Dans la province du Gansu, au nord-ouest de la Chine, les ossements d’innombrables prisonniers morts de faim il y a plus de soixante ans, gisent dans le désert de Gobi. Qualifiés de « ultra-droitiers » lors de la campagne politique anti-droitiers de 1957, ils sont morts dans les camps de rééducation de Jiabiangou et de Mingshui.

Le film nous propose d’aller à la rencontre des survivants pour comprendre qui étaient ces inconnus, les malheurs qu’ils ont endurés, le destin qui fut le leur.

N.B. : L’article ci-dessous ne porte que sur le premier volet des Âmes mortes.

Wang Bing a raconté la condition ouvrière dans A l’ouest des rails (2002), celle des malades psychiatriques dans À la folie (2013, Au-delà de la déshumanisation) ou encore celle des immigrés en quête d’un travail dans Argent amer (2016, Micro-ateliers des espoirs). Dans Les âmes mortes, le documentariste rend compte du traitement réservé à ceux qui avaient exprimé des critiques envers le régime communiste chinois durant les années 1950 et suspectés dès lors, souvent à tort, de « dérive droitière ».

Des camps de travail pour les « déviants de droite » ont été implantés sur les sites de Jiabiangou dès 1957 et Mingshui à partir de l’automne 1960. Jusqu’en 1961, trois mille deux cents détenus y séjournèrent. Seulement cinq cents en sortirent vivants et furent réhabilités bien plus tard en 1978. Leurs compagnons d’infortune moururent d’épuisement ou de faim. Car, la ferme d’État de Jiabiangou était placée en autonomie alimentaire dans le désert de Gobi au sol si peu cultivable.

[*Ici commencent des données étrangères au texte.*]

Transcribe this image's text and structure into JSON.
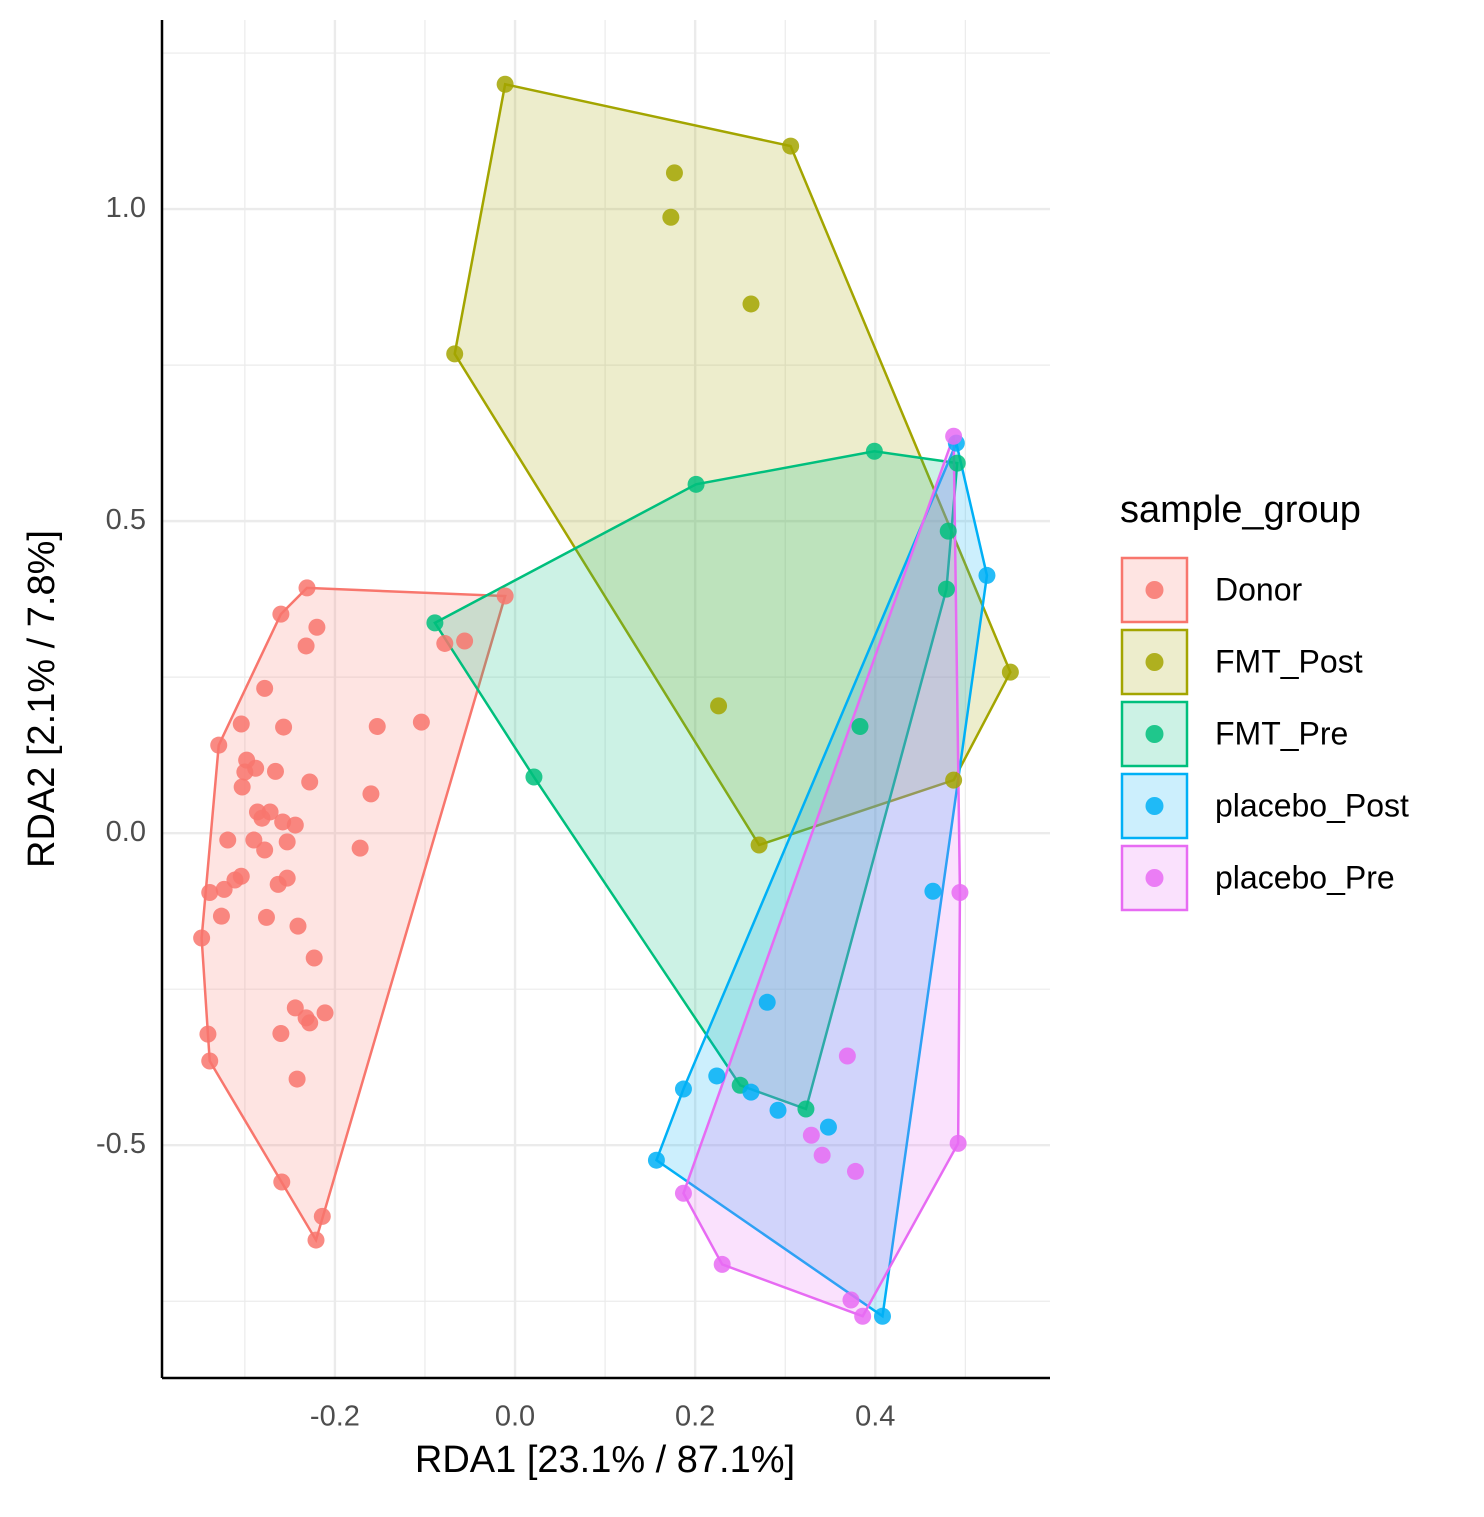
{
  "chart_data": {
    "type": "scatter",
    "xlabel": "RDA1 [23.1% / 87.1%]",
    "ylabel": "RDA2 [2.1% / 7.8%]",
    "legend_title": "sample_group",
    "legend": "right",
    "grid": true,
    "hulls": true,
    "xlim": [
      -0.392,
      0.594
    ],
    "ylim": [
      -0.873,
      1.303
    ],
    "xticks": [
      {
        "value": -0.2,
        "label": "-0.2"
      },
      {
        "value": 0,
        "label": "0.0"
      },
      0.2,
      0.4
    ],
    "yticks": [
      -0.5,
      {
        "value": 0,
        "label": "0.0"
      },
      0.5,
      {
        "value": 1,
        "label": "1.0"
      }
    ],
    "xminor": [
      -0.3,
      -0.1,
      0.1,
      0.3,
      0.5
    ],
    "yminor": [
      -0.75,
      -0.25,
      0.25,
      0.75,
      1.25
    ],
    "series": [
      {
        "name": "Donor",
        "color": "#F8766D",
        "x": [
          -0.231,
          -0.011,
          -0.26,
          -0.22,
          -0.232,
          -0.078,
          -0.056,
          -0.278,
          -0.304,
          -0.257,
          -0.153,
          -0.104,
          -0.329,
          -0.298,
          -0.3,
          -0.288,
          -0.266,
          -0.228,
          -0.303,
          -0.16,
          -0.286,
          -0.272,
          -0.281,
          -0.258,
          -0.244,
          -0.319,
          -0.29,
          -0.253,
          -0.278,
          -0.172,
          -0.304,
          -0.311,
          -0.253,
          -0.263,
          -0.339,
          -0.323,
          -0.326,
          -0.276,
          -0.241,
          -0.348,
          -0.223,
          -0.244,
          -0.211,
          -0.232,
          -0.228,
          -0.341,
          -0.26,
          -0.339,
          -0.242,
          -0.259,
          -0.214,
          -0.221
        ],
        "y": [
          0.393,
          0.38,
          0.351,
          0.33,
          0.3,
          0.304,
          0.308,
          0.232,
          0.175,
          0.17,
          0.171,
          0.178,
          0.141,
          0.117,
          0.098,
          0.104,
          0.099,
          0.082,
          0.074,
          0.063,
          0.034,
          0.034,
          0.024,
          0.018,
          0.013,
          -0.011,
          -0.011,
          -0.014,
          -0.027,
          -0.024,
          -0.069,
          -0.075,
          -0.072,
          -0.082,
          -0.095,
          -0.09,
          -0.133,
          -0.135,
          -0.149,
          -0.168,
          -0.2,
          -0.28,
          -0.288,
          -0.296,
          -0.304,
          -0.322,
          -0.321,
          -0.365,
          -0.394,
          -0.559,
          -0.614,
          -0.652
        ]
      },
      {
        "name": "FMT_Post",
        "color": "#A3A500",
        "x": [
          -0.011,
          0.306,
          0.177,
          0.173,
          0.262,
          -0.067,
          0.55,
          0.226,
          0.487,
          0.271
        ],
        "y": [
          1.2,
          1.101,
          1.058,
          0.987,
          0.848,
          0.768,
          0.258,
          0.204,
          0.085,
          -0.019
        ]
      },
      {
        "name": "FMT_Pre",
        "color": "#00BF7D",
        "x": [
          0.399,
          0.491,
          0.201,
          0.481,
          0.479,
          -0.089,
          0.383,
          0.021,
          0.25,
          0.323
        ],
        "y": [
          0.612,
          0.593,
          0.559,
          0.484,
          0.391,
          0.337,
          0.171,
          0.09,
          -0.404,
          -0.442
        ]
      },
      {
        "name": "placebo_Post",
        "color": "#00B0F6",
        "x": [
          0.49,
          0.524,
          0.464,
          0.28,
          0.224,
          0.187,
          0.262,
          0.292,
          0.348,
          0.157,
          0.408
        ],
        "y": [
          0.625,
          0.413,
          -0.093,
          -0.271,
          -0.389,
          -0.41,
          -0.415,
          -0.444,
          -0.471,
          -0.524,
          -0.774
        ]
      },
      {
        "name": "placebo_Pre",
        "color": "#E76BF3",
        "x": [
          0.487,
          0.494,
          0.369,
          0.329,
          0.341,
          0.378,
          0.492,
          0.187,
          0.23,
          0.373,
          0.386
        ],
        "y": [
          0.636,
          -0.095,
          -0.357,
          -0.484,
          -0.516,
          -0.542,
          -0.497,
          -0.577,
          -0.691,
          -0.748,
          -0.774
        ]
      }
    ]
  }
}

Wang Bing compose Les âmes mortes d’une succession d’entretiens de survivants des camps de « rééducation idéologique par le travail ». Des hommes se confient ainsi face à la caméra. Derrière celle-ci et comme à son habitude, le documentariste n’intervient pas ou peu. Ces témoignages personnels d’environ une demi-heure ne s’entrecroisent pas. Chaque récit garde ainsi son autonomie et son unité au gré de rares coupures et d’un montage minimaliste.

Un premier témoignage pose le contexte historique du camp de Jiabiangou dans une Chine où 5% de la population étaient estimés droitiers ou extra-droitiers et donc à « rééduquer ». Le deuxième récit fait état du fonctionnement du camp alors que le témoignage suivant va plus loin dans la description du quotidien effroyable des détenus : famine, actes de cannibalisme. Que fallait-il faire pour rester en vie ? Ensuite, ce sont ceux qui sont morts en détention qui sont évoqués. Les conditions de vie se cristallisent alors dans les conditions de mort. Là où, l’être déshumanisé par la peur et la famine, l’humain ne pleut plus avoir cours.

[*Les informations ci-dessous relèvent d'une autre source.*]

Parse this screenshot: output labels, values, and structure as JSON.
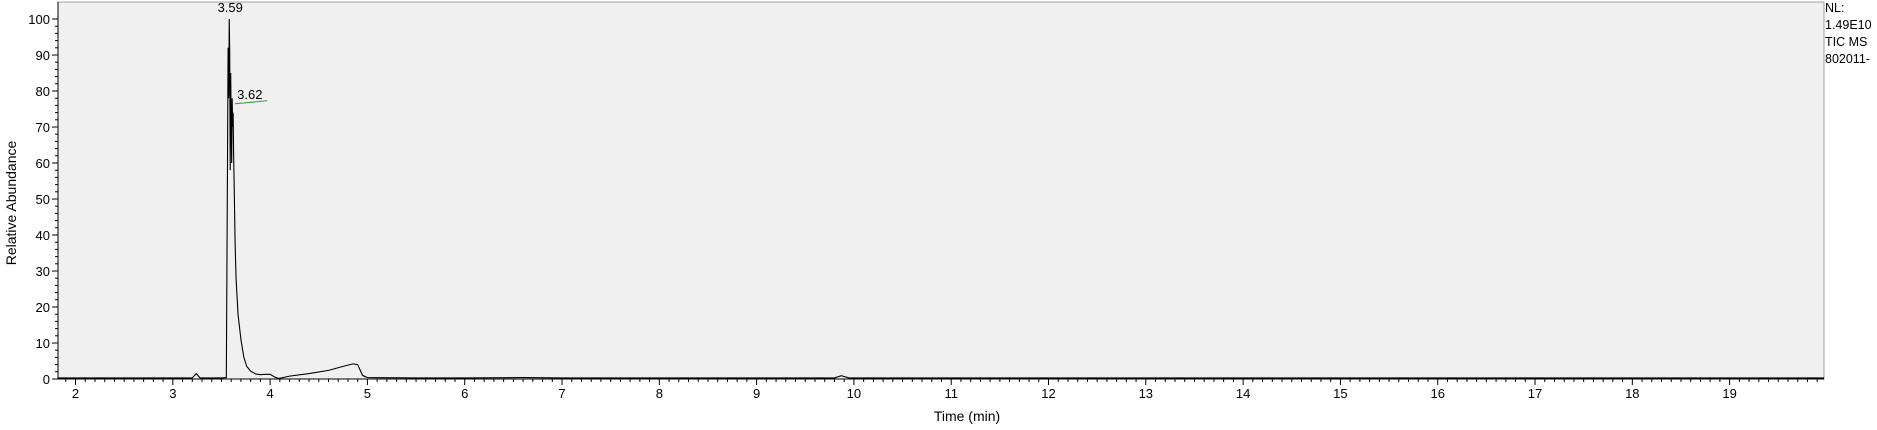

Par deux fois, Wang Bing déroge à son dispositif favorisant les témoignages face caméra. D’abord, lors des funérailles de Zhou Zhinan interrogé dans la séquence précédente sur son lit de mourant. Son cercueil juché sur une carriole est poussé à flanc de colline par ses proches. Sur un sol cahoteux, les virages en épingle défient la frêle embarcation. Arrivé enfin au sommet au prix de mille efforts, son cercueil placé au fond de la tombe sera poussé, tant bien que mal, dans l’emplacement choisi. La colère du fils du défunt éclate alors pour crier les injustices subies par son père.

Ensuite, il y a le final du premier volet des Ames mortes. Caméra au poing, Wang Bing se rend sur le site de Mingshui. Quelques maisonnettes peuplent l’arrière-plan. En dehors de quelques parcelles cultivées qui égayent un paysage désertique, ne poussent sur ces sols pauvres que des ossements. Car, soixante ans plus tard, Mingshui reste et restera à jamais le vaste charnier du camp de Jiadiangou. Le vent qui balaye le désert de Gobi se charge de dévoiler, jour après jour, de sinistres souvenirs. Jamais le souffle de l’Histoire ne faiblira sur ces terres désolées.

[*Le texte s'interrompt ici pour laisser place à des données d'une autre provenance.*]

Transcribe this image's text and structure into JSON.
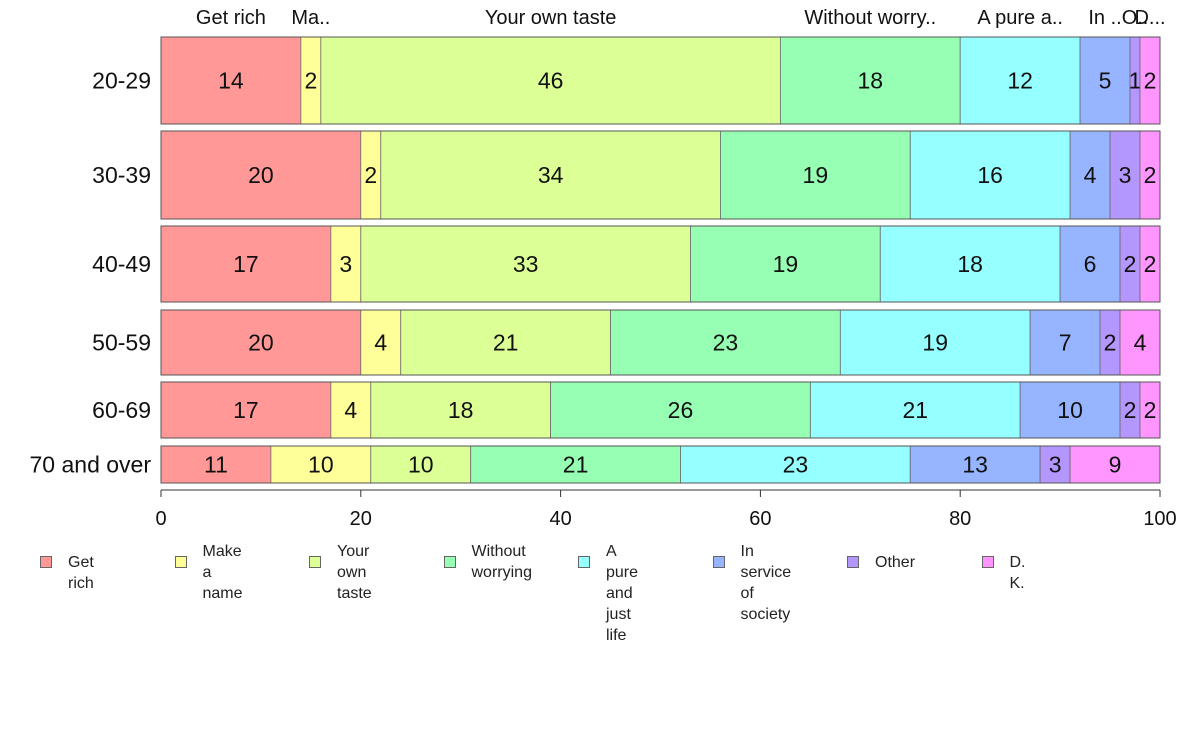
{
  "chart_data": {
    "type": "bar",
    "orientation": "horizontal",
    "stacked": true,
    "categories": [
      "20-29",
      "30-39",
      "40-49",
      "50-59",
      "60-69",
      "70 and over"
    ],
    "series": [
      {
        "name": "Get rich",
        "values": [
          14,
          20,
          17,
          20,
          17,
          11
        ],
        "color": "#ff9896"
      },
      {
        "name": "Make a name",
        "values": [
          2,
          2,
          3,
          4,
          4,
          10
        ],
        "color": "#ffff99"
      },
      {
        "name": "Your own taste",
        "values": [
          46,
          34,
          33,
          21,
          18,
          10
        ],
        "color": "#dcff96"
      },
      {
        "name": "Without worrying",
        "values": [
          18,
          19,
          19,
          23,
          26,
          21
        ],
        "color": "#96ffb4"
      },
      {
        "name": "A pure and just life",
        "values": [
          12,
          16,
          18,
          19,
          21,
          23
        ],
        "color": "#96ffff"
      },
      {
        "name": "In service of society",
        "values": [
          5,
          4,
          6,
          7,
          10,
          13
        ],
        "color": "#96b4ff"
      },
      {
        "name": "Other",
        "values": [
          1,
          3,
          2,
          2,
          2,
          3
        ],
        "color": "#b496ff"
      },
      {
        "name": "D. K.",
        "values": [
          2,
          2,
          2,
          4,
          2,
          9
        ],
        "color": "#ff96ff"
      }
    ],
    "top_labels": [
      "Get rich",
      "Ma..",
      "Your own taste",
      "Without worry..",
      "A pure a..",
      "In ..",
      "O..",
      "D..."
    ],
    "xlim": [
      0,
      100
    ],
    "x_ticks": [
      0,
      20,
      40,
      60,
      80,
      100
    ],
    "x_tick_labels": [
      "0",
      "20",
      "40",
      "60",
      "80",
      "100"
    ],
    "legend": {
      "position": "bottom",
      "items": [
        {
          "lines": [
            "Get rich"
          ]
        },
        {
          "lines": [
            "Make",
            "a name"
          ]
        },
        {
          "lines": [
            "Your own",
            "taste"
          ]
        },
        {
          "lines": [
            "Without",
            "worrying"
          ]
        },
        {
          "lines": [
            "A pure and",
            "just life"
          ]
        },
        {
          "lines": [
            "In service",
            "of society"
          ]
        },
        {
          "lines": [
            "Other"
          ]
        },
        {
          "lines": [
            "D. K."
          ]
        }
      ]
    },
    "grid": false
  }
}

L’enregistrement de la parole, le filmage face caméra, les cadres dépouillés, la linéarité des témoignages de survivants relèvent d’un dispositif sommaire qui n’est pas sans nous rappeler celui mis en œuvre par Claude Lanzmann pour réaliser Shoah (1985). Oui, Les âmes mortes et Shoah relèvent de la même obstination à faire éclater la vérité et à servir de témoignage authentique. Ces deux documentaires d’une ampleur incommensurable sont autant de devoirs de mémoire, essentiels et indispensables face aux désastres d’une « humanité » et à notre conscience collective.